As the UK prepares for Theresa May to trigger Article 50 today – formally kick-starting the two-year process of leaving the EU – the RCN has found that in June last year, the number of European nurses signing on to the register fell to fewer than 200 per month, compared to nearly 800 a month for the same period the year before.

Janet Davies, RCN chief executive and general secretary, said: “EU nationals working in the NHS need a clear signal from Theresa May that they are wanted and welcome to stay. Her failure to guarantee their right to remain is leaving soaring numbers heading for the door. Few are able to live with such uncertainty.

“The government is turning off the supply of qualified nurses from around the world at the very moment the health service is in a staffing crisis like never before. They cannot afford to lose the international workers the NHS relies on.”

The news will reinforce the message sent by unions of the detrimental damage Brexit could have on the health service’s already dwindling workforce, and the importance of assuring EU workers that they would be secure in the UK even after Brexit.

Up to now, May has failed to clarify whether Brexit will lead to NHS workers from Europe being forced to leave – something that would come as another hit to a workforce that is already struggling to retain staff and recruit enough nurses and doctors to cope with increasing demand.

In February, the British Medical Association (BMA) conducted a survey of EU doctors and found that almost half stated they were considering leaving the EU due to Brexit. Over 50% also said that they didn’t think the government did enough for international doctors.

A BMA statement from its chair, Dr Mark Porter, also warned that uncertainty looming over the NHS from Brexit was creating an overseas workforce that was increasingly “frightened and anxious” over their work status in the UK.
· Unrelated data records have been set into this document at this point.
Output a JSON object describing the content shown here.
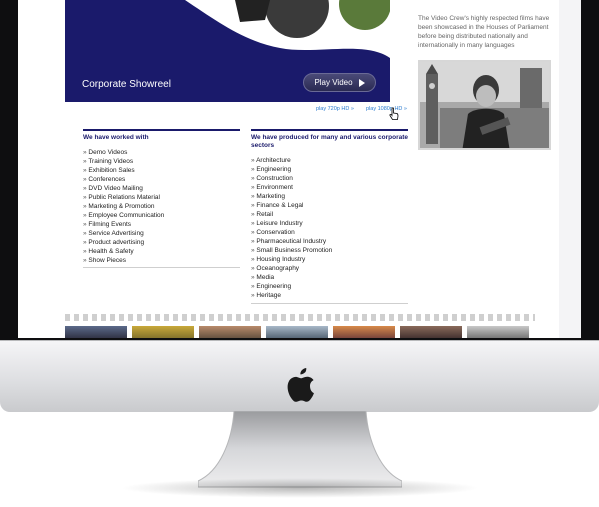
{
  "video": {
    "title": "Corporate Showreel",
    "play_label": "Play Video"
  },
  "hd_links": {
    "p720": "play 720p HD »",
    "p1080": "play 1080p HD »"
  },
  "worked_with": {
    "heading": "We have worked with",
    "items": [
      "Demo Videos",
      "Training Videos",
      "Exhibition Sales",
      "Conferences",
      "DVD Video Mailing",
      "Public Relations Material",
      "Marketing & Promotion",
      "Employee Communication",
      "Filming Events",
      "Service Advertising",
      "Product advertising",
      "Health & Safety",
      "Show Pieces"
    ]
  },
  "produced_for": {
    "heading": "We have produced for many and various corporate sectors",
    "items": [
      "Architecture",
      "Engineering",
      "Construction",
      "Environment",
      "Marketing",
      "Finance & Legal",
      "Retail",
      "Leisure Industry",
      "Conservation",
      "Pharmaceutical Industry",
      "Small Business Promotion",
      "Housing Industry",
      "Oceanography",
      "Media",
      "Engineering",
      "Heritage"
    ]
  },
  "sidebar": {
    "caption": "The Video Crew's highly respected films have been showcased in the Houses of Parliament before being distributed nationally and internationally in many languages"
  },
  "colors": {
    "navy": "#1a1a6b",
    "link": "#2a7bcf"
  },
  "icons": [
    "apple-logo-icon",
    "play-triangle-icon",
    "hand-cursor-icon"
  ]
}
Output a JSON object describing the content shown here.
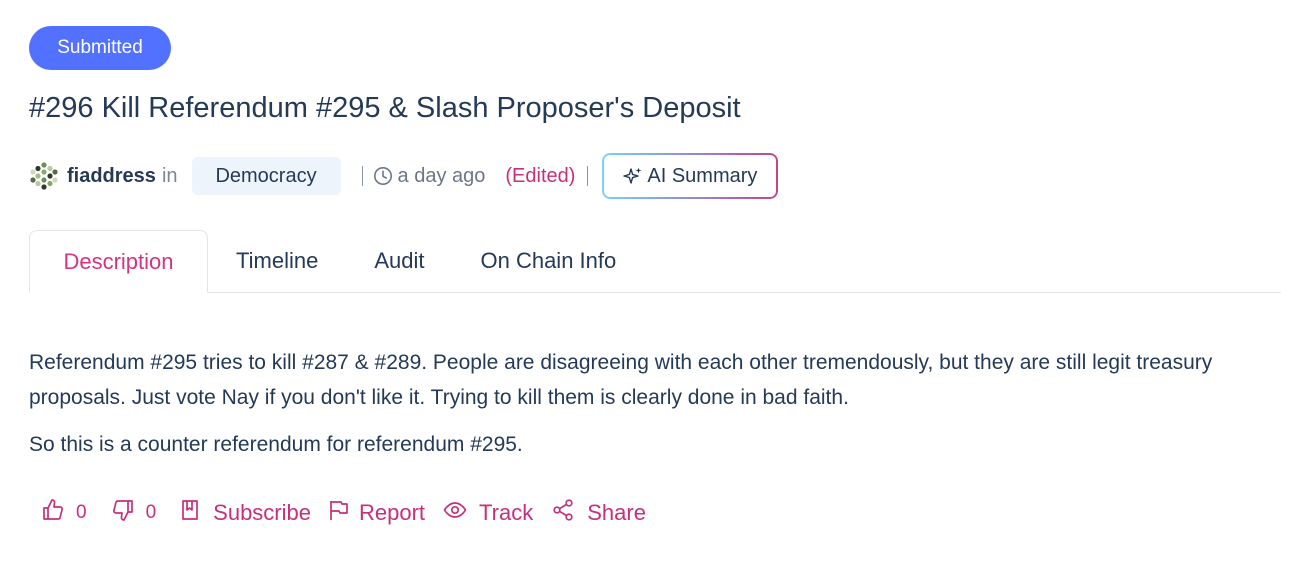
{
  "post": {
    "status": "Submitted",
    "title": "#296 Kill Referendum #295 & Slash Proposer's Deposit",
    "author": "fiaddress",
    "in_word": "in",
    "topic": "Democracy",
    "time": "a day ago",
    "edited": "(Edited)",
    "ai_summary_label": "AI Summary"
  },
  "tabs": [
    {
      "label": "Description",
      "active": true
    },
    {
      "label": "Timeline"
    },
    {
      "label": "Audit"
    },
    {
      "label": "On Chain Info"
    }
  ],
  "content": {
    "paragraphs": [
      "Referendum #295 tries to kill #287 & #289. People are disagreeing with each other tremendously, but they are still legit treasury proposals. Just vote Nay if you don't like it. Trying to kill them is clearly done in bad faith.",
      "So this is a counter referendum for referendum #295."
    ]
  },
  "actions": {
    "likes": "0",
    "dislikes": "0",
    "subscribe": "Subscribe",
    "report": "Report",
    "track": "Track",
    "share": "Share"
  },
  "colors": {
    "accent": "#D63384",
    "status": "#5271FF",
    "text": "#243A57"
  },
  "icons": [
    "avatar-identicon",
    "clock-icon",
    "sparkle-icon",
    "thumbs-up-icon",
    "thumbs-down-icon",
    "bookmark-icon",
    "flag-icon",
    "eye-icon",
    "share-icon"
  ]
}
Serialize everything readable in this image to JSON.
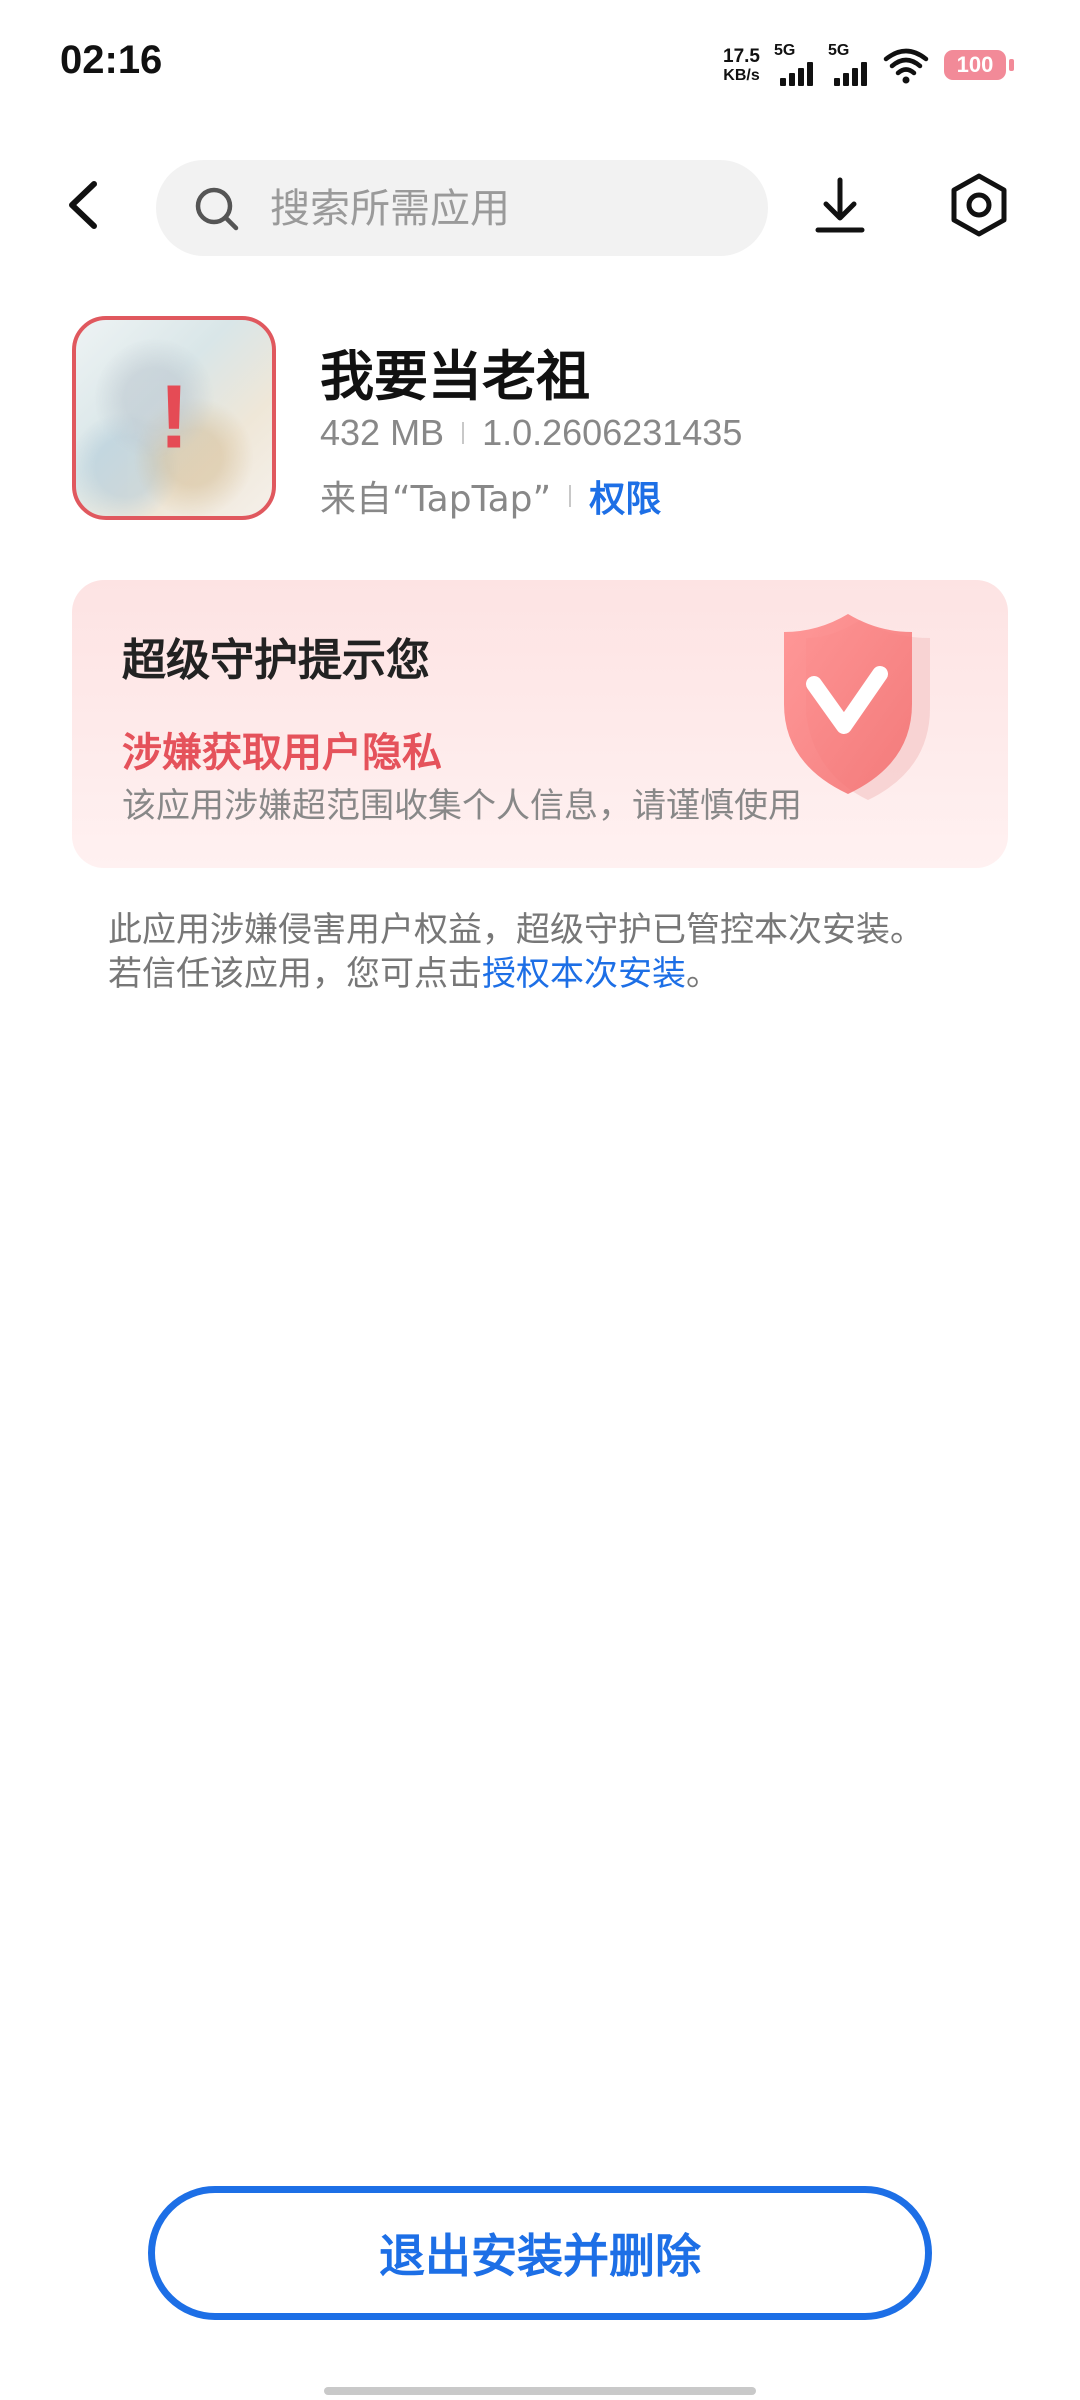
{
  "status_bar": {
    "time": "02:16",
    "net_speed_value": "17.5",
    "net_speed_unit": "KB/s",
    "sim1_label": "5G",
    "sim2_label": "5G",
    "battery": "100",
    "battery_color": "#f28a98"
  },
  "top_bar": {
    "back_icon": "chevron-left-icon",
    "search_placeholder": "搜索所需应用",
    "search_icon": "search-icon",
    "download_icon": "download-icon",
    "settings_icon": "settings-hexagon-icon"
  },
  "app": {
    "name": "我要当老祖",
    "size": "432 MB",
    "version": "1.0.2606231435",
    "source": "来自“TapTap”",
    "permissions_link": "权限",
    "icon_overlay": "!"
  },
  "warning": {
    "title": "超级守护提示您",
    "risk": "涉嫌获取用户隐私",
    "description": "该应用涉嫌超范围收集个人信息，请谨慎使用",
    "shield_icon": "shield-check-icon"
  },
  "note": {
    "line1": "此应用涉嫌侵害用户权益，超级守护已管控本次安装。",
    "line2_prefix": "若信任该应用，您可点击",
    "line2_link": "授权本次安装",
    "line2_suffix": "。"
  },
  "bottom": {
    "exit_button": "退出安装并删除"
  },
  "colors": {
    "accent": "#1d6fe6",
    "danger": "#e5525b",
    "card_bg": "#fde3e3"
  }
}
The two unions also sent a joint letter to home secretary Amber Rudd earlier in March calling for an immigration charge that would be levelled at employers taking on staff from the EU to be dropped to ensure employers would continue taking on European staff.

This development also follows the EU Brexit negotiator Michel Barnier calling on May to protect the rights of EU nationals living in the UK, and also to consider the welfare of British nationals living in the EU.